Saturday, May 1, 2010

C# Development in OSX Using MonoDevelop

"MonoDevelop is an IDE primarily designed for C# and other .NET languages. MonoDevelop enables developers to quickly write desktop and ASP.NET Web applications on Linux, Windows and Mac OSX. MonoDevelop makes it easy for developers to port .NET applications created with Visual Studio to Linux and to maintain a single code base for all platforms." - MonoDevelop

The OSX binary can be downloaded downloaded here. You will also  need the Mono 2.4+ GTK#  framework library.

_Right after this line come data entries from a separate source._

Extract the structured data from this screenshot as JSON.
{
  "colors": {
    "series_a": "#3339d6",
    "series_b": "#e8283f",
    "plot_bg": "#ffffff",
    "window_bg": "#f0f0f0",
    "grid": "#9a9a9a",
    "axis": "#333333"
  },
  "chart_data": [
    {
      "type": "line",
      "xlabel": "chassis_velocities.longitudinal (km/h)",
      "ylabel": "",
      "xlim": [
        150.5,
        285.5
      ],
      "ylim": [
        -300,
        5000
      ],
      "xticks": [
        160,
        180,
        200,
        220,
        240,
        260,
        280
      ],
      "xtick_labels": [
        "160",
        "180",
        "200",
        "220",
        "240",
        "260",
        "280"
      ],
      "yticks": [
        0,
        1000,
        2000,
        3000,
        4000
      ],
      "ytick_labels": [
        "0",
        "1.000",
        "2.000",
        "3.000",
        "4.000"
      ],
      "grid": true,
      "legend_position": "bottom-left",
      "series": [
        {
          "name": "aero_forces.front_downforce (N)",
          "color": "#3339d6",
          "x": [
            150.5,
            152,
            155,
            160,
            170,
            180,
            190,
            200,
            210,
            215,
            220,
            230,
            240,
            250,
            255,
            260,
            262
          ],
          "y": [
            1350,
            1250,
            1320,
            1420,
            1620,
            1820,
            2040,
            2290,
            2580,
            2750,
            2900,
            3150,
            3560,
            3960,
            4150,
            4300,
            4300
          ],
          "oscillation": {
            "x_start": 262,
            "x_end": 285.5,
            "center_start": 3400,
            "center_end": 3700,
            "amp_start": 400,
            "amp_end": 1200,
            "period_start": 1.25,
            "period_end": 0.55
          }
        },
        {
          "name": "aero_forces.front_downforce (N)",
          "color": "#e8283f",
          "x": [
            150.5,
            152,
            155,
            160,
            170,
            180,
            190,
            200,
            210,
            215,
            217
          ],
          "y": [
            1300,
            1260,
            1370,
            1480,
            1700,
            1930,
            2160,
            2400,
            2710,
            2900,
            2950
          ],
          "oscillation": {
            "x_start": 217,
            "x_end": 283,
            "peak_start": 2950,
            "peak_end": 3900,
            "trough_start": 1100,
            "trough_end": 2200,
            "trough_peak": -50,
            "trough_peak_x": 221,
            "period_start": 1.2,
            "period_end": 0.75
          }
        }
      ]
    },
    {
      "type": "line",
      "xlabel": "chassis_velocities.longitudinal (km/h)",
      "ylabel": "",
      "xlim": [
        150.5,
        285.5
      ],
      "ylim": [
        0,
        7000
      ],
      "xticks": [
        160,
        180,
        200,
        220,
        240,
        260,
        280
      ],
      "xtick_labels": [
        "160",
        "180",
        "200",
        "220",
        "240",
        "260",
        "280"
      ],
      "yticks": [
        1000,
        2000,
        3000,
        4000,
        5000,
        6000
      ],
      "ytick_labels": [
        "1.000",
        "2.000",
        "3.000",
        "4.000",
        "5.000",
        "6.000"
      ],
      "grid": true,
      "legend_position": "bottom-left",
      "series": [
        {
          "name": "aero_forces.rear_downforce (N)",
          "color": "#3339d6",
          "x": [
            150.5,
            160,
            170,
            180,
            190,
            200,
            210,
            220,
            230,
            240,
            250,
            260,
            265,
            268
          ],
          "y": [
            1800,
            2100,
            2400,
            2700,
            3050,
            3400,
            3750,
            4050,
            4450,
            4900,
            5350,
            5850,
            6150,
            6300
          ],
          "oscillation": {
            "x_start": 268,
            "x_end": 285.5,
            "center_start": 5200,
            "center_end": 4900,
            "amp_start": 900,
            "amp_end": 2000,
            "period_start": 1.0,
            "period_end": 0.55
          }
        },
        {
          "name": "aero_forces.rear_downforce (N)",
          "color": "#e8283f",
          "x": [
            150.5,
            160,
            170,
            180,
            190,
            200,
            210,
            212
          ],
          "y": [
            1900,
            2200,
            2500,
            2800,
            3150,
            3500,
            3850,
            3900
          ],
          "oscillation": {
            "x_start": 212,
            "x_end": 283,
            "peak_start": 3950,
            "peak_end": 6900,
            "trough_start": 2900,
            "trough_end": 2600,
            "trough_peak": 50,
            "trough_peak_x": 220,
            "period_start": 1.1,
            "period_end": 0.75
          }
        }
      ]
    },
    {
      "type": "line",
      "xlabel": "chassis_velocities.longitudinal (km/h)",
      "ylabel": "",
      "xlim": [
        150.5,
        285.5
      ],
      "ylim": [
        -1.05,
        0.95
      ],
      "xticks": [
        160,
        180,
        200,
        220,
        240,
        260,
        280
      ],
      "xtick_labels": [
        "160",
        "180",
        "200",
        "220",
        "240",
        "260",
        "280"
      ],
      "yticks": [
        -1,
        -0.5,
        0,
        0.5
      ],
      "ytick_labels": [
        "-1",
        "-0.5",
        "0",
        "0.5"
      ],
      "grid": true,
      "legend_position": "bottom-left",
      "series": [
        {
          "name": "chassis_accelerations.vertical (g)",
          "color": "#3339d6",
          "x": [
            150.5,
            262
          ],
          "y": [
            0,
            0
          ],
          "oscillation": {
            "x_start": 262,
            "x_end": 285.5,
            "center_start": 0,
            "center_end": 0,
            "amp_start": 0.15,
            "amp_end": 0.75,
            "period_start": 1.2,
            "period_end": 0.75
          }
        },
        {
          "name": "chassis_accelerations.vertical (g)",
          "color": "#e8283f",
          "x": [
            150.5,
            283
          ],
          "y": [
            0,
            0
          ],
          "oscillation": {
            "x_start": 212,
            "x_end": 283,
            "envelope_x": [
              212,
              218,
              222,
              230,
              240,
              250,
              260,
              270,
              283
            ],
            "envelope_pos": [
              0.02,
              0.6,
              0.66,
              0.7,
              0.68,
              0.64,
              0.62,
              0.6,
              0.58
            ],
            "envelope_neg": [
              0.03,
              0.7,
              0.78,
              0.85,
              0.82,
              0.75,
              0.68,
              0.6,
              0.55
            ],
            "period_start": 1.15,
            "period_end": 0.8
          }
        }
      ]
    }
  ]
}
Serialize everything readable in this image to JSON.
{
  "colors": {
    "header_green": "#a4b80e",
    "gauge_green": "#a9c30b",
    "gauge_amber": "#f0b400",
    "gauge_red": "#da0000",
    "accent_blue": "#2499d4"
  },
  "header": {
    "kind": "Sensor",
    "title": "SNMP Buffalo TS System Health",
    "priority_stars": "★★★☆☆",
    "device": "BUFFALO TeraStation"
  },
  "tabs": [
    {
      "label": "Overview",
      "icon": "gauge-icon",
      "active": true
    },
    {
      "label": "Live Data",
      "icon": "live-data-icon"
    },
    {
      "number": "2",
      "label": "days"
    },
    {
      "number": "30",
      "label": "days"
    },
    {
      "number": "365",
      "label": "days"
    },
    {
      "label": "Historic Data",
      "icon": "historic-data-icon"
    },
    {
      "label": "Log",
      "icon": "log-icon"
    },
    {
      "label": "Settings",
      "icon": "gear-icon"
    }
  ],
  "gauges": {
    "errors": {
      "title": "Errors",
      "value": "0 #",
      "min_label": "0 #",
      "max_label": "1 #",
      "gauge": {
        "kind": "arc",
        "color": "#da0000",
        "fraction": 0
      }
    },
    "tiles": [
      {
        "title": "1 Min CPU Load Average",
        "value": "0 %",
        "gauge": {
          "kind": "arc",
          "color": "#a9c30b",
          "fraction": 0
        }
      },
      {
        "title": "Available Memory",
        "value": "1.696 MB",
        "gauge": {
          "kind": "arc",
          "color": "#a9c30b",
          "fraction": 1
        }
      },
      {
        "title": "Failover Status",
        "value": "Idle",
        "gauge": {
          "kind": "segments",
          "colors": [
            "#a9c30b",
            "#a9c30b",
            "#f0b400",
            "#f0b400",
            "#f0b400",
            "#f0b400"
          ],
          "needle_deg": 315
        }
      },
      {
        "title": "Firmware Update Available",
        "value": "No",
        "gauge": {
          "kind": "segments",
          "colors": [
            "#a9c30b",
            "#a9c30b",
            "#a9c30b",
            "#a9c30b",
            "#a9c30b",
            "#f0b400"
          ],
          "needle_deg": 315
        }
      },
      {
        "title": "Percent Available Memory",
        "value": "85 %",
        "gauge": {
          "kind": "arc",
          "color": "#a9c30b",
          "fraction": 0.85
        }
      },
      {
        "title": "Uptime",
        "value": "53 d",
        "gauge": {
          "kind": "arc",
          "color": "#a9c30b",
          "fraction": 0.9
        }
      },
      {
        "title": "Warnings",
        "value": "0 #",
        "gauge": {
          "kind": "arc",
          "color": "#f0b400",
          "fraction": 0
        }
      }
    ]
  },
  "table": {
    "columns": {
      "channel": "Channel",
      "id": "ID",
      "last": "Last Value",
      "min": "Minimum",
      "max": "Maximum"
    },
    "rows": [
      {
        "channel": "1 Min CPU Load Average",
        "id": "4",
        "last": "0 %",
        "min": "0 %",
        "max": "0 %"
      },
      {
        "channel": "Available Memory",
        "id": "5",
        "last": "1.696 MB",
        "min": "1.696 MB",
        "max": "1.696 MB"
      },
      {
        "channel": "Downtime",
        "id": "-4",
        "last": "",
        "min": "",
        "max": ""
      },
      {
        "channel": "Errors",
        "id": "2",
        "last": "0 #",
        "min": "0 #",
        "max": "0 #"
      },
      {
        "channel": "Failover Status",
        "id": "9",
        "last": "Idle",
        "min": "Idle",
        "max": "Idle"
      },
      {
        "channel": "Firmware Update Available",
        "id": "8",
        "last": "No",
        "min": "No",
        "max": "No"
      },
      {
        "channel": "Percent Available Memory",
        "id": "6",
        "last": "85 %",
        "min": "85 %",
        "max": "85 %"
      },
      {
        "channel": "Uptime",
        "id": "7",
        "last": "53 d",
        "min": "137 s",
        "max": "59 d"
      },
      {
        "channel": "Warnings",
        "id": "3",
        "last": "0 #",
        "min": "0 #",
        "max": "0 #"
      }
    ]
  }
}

One thing that seems to be missing  from MonoDevelop is the ability to interact with the built-in application console. If you have a line that requires input using Console.readLine(), you will get a runtime "System.ArgumentNullException" error because your application will just ignore the console input and try to run the succeeding lines. The preference for setting an external console does not seem to exist in the OSX version. I have not looked into other platforms to check if this is the prevailing trend.

In any case, in order to get past this bump, open Terminal and navigate to your project's folder executable file. In my OSX MonoDevelop installation where I have a project called TestProject this is the path:
/Users/macflores/projects/TestProject/TestProject/bin/debug 

Assuming you have successfully compiled your project, type in from the Terminal prompt:
tux:debug macflores$> mono TestProject.exe

And that's it! You're on your way to hacking in another language!